“The trend of new developments having some pre-lease activity has not shown any signs of slowing down, which has spurred further development activity. This quarter saw Oxford Properties pre-lease the remaining space in Building 2 of its Riverbend Business Park. The next option for Tier-1 distribution space in the core markets of Metro Vancouver will be Delta iPort, scheduled to complete in May 2018. The sustained strong demand for industrial space is putting upward pressure on lease rates and land prices.”
- As of Q4 2017, the industrial vacancy rate for Metro Vancouver (1.9%) is up from the previous quarter’s 1.8%, but down year over year. Metro Vancouver’s vacancy rate remains well below the five-year average of 3.0%.

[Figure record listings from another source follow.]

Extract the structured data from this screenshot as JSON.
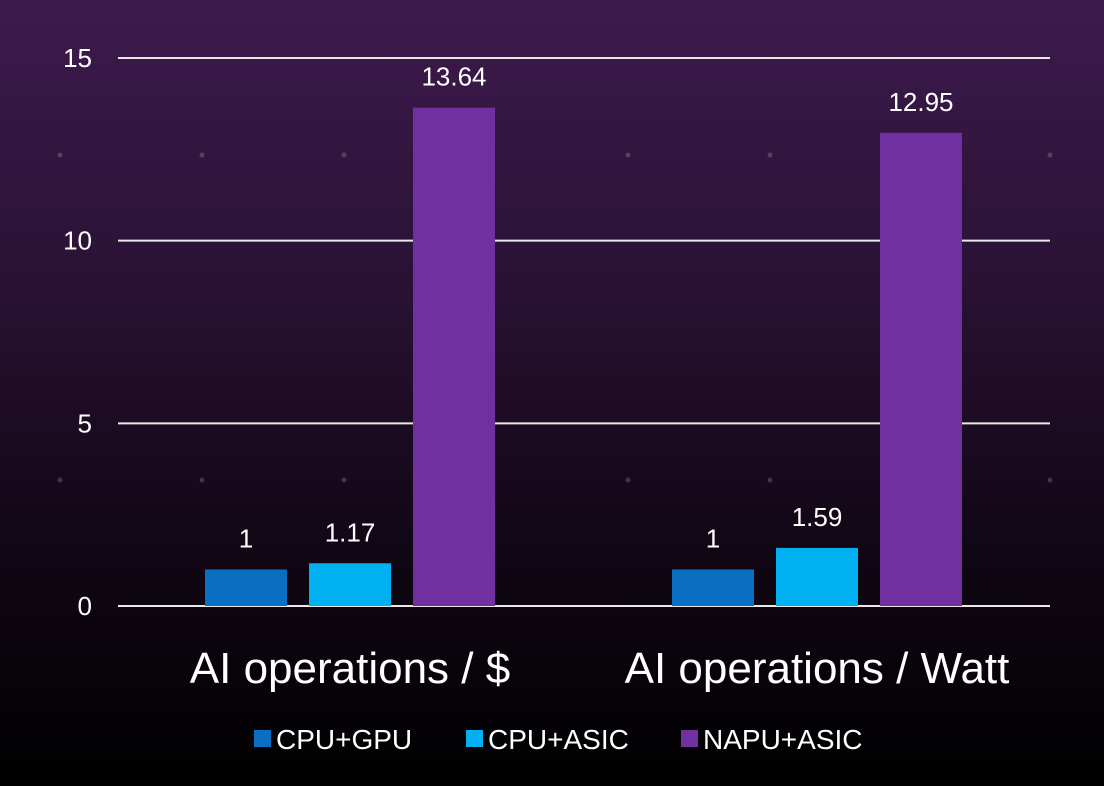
{
  "chart_data": {
    "type": "bar",
    "categories": [
      "AI operations / $",
      "AI operations / Watt"
    ],
    "series": [
      {
        "name": "CPU+GPU",
        "values": [
          1,
          1
        ],
        "labels": [
          "1",
          "1"
        ],
        "color": "#0a6fc2"
      },
      {
        "name": "CPU+ASIC",
        "values": [
          1.17,
          1.59
        ],
        "labels": [
          "1.17",
          "1.59"
        ],
        "color": "#00b0f0"
      },
      {
        "name": "NAPU+ASIC",
        "values": [
          13.64,
          12.95
        ],
        "labels": [
          "13.64",
          "12.95"
        ],
        "color": "#7030a0"
      }
    ],
    "yticks": [
      "0",
      "5",
      "10",
      "15"
    ],
    "ylim": [
      0,
      15
    ],
    "grid": true,
    "legend": "bottom",
    "colors": {
      "background_top": "#3e1a4d",
      "background_bottom": "#000000",
      "grid": "#e8e8e8",
      "text": "#ffffff"
    }
  }
}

- There was 722,722 square feet of positive absorption in Q4 2017. Although this is down on the previous quarter’s absorption of 1,457,332, the total amount of absorption for Metro Vancouver in 2017 was a very healthy 3,835,239 square feet. Vancouver has now recorded 18 consecutive quarters of positive absorption which highlights the consistently strong market demand.

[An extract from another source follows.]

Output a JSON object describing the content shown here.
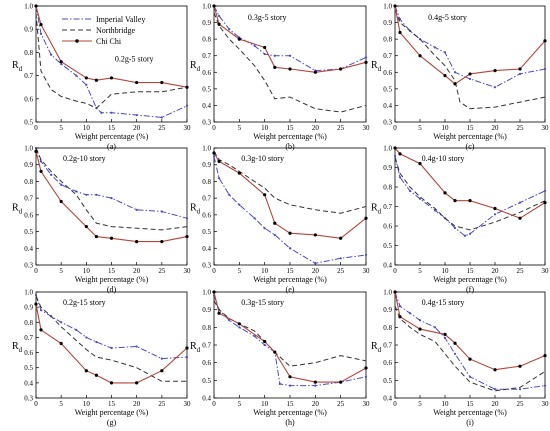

- 831,970 square feet of new supply came to market this quarter with only 50,000 square feet or 6% of total new supply being build-to-suit. Out of the remaining speculatively developed supply approximately 93% was pre-sold or pre-leased. Over the past five years the average amount of new supply per quarter was 743,051 square feet.
- Delta iPort, a market leading tier-1 distribution centre campus, has its first building scheduled for completion on May 1, 2018. Building 1 will offer space from 113,405 square feet up to 453,620 square feet.
- Richmond Industrial Centre (“RIC”), a project by Montrose Property Holdings Ltd. and Omicron Canada Inc. is currently offering a customizable build-to-suit opportunity that can deliver a building to market within 12 to 18 months. Building 1 will accommodate tenants from 125,000 square feet up to 500,000 square feet.